By February, we are well past the excitement of the holidays. We have tried out the new snowboard and skis a few times, are no longer thrilled with the new snowblower, have built one too many snowmen and cringe at the salt stains on our once-new leather boots. Our dreams seem to feature a lot of palm trees and Hawaiian music, and some of us have taken to studying seed catalogues and gardening magazines.
On the plus side, the pagans were right, you can really notice the days getting longer. That seems worthy of a celebration after months of getting up to darkness and coming home from work in darkness. Any excuse will do, even a slow-moving, hole-digging, yellow-toothed rodent.
As we down a cup of steaming coffee sweetened with something to keep the chill away, and wait for Wiarton Willie to make his prediction, we can think ahead to the next major event on our calendar – St. Valentine's Day. Seed catalogues vs chocolate – it is a tough choice. But after that comes St. Patrick's Day – seed catalogues, chocolate or green beer – choices get easier as the season progresses.
Before we know it, we will be putting away the sleds and shovels, trying to locate the fourth summer tire, and buying some of those flower seeds from the catalogue, preferably with the assistance of our Valentine's sweetheart. We will be gazing fondly at the lawn mower, and anticipating a glass of non-green beer at the end of a perfect golf game. And the sun will be warm on our shoulders.

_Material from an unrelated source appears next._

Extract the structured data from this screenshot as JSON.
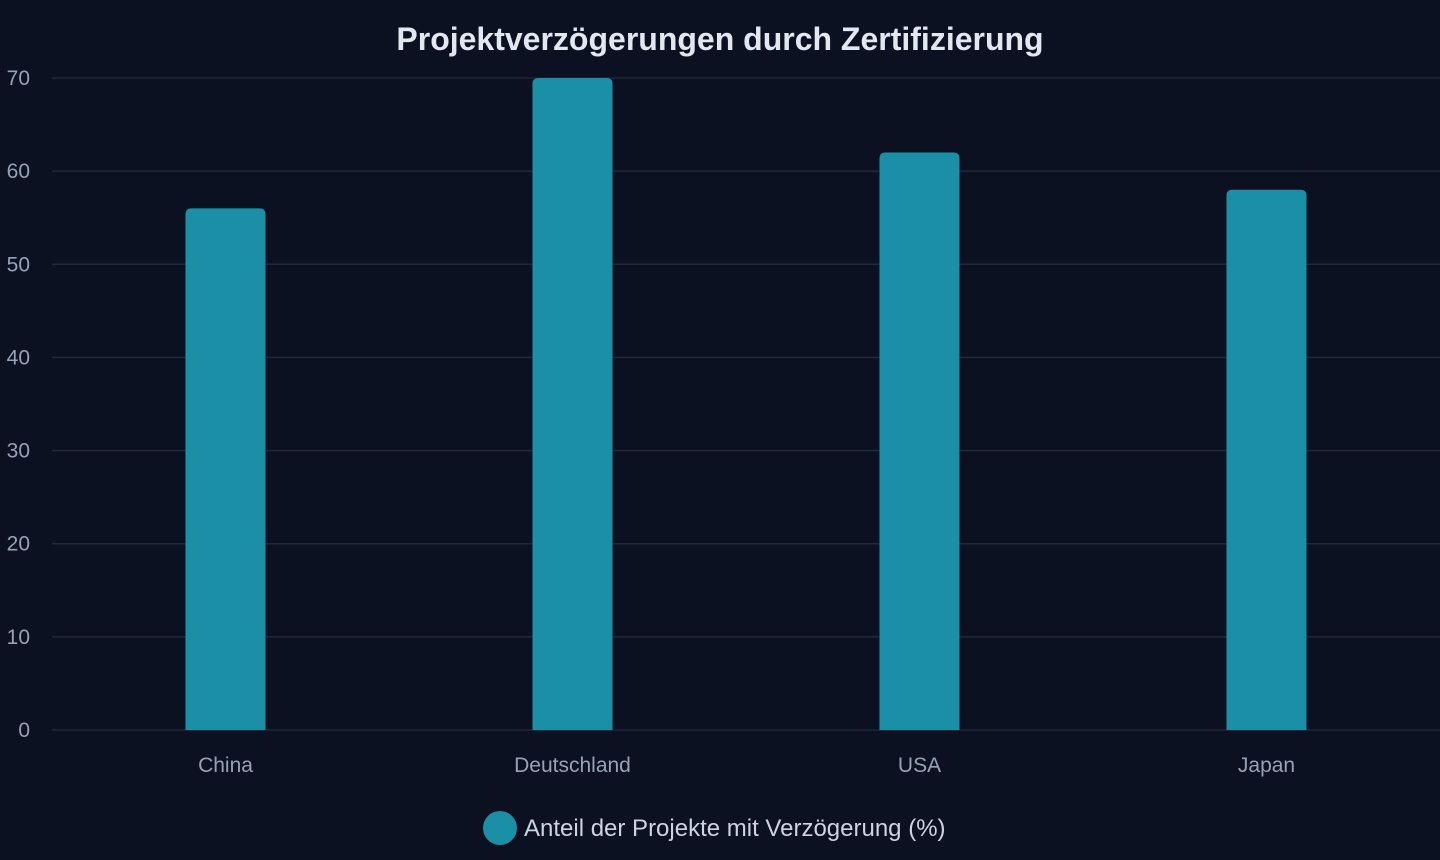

But it starts with the groundhog.
He may not be pretty, and seems somewhat deficient in the brains and speed departments, but he has something special. Do we have a squirrel day? A raccoon day? A deer day? No. We have groundhog day. Guys in dinner jackets and silly white nose-warmers greet the little critter in Wiarton and elsewhere with poetry as the sun comes up – or not, as the case may be. Newspapers publish stories about him. Even the most skeptical among us will find ourselves keeping track of the weather over the next few weeks out of curiosity, to see if his prediction is right.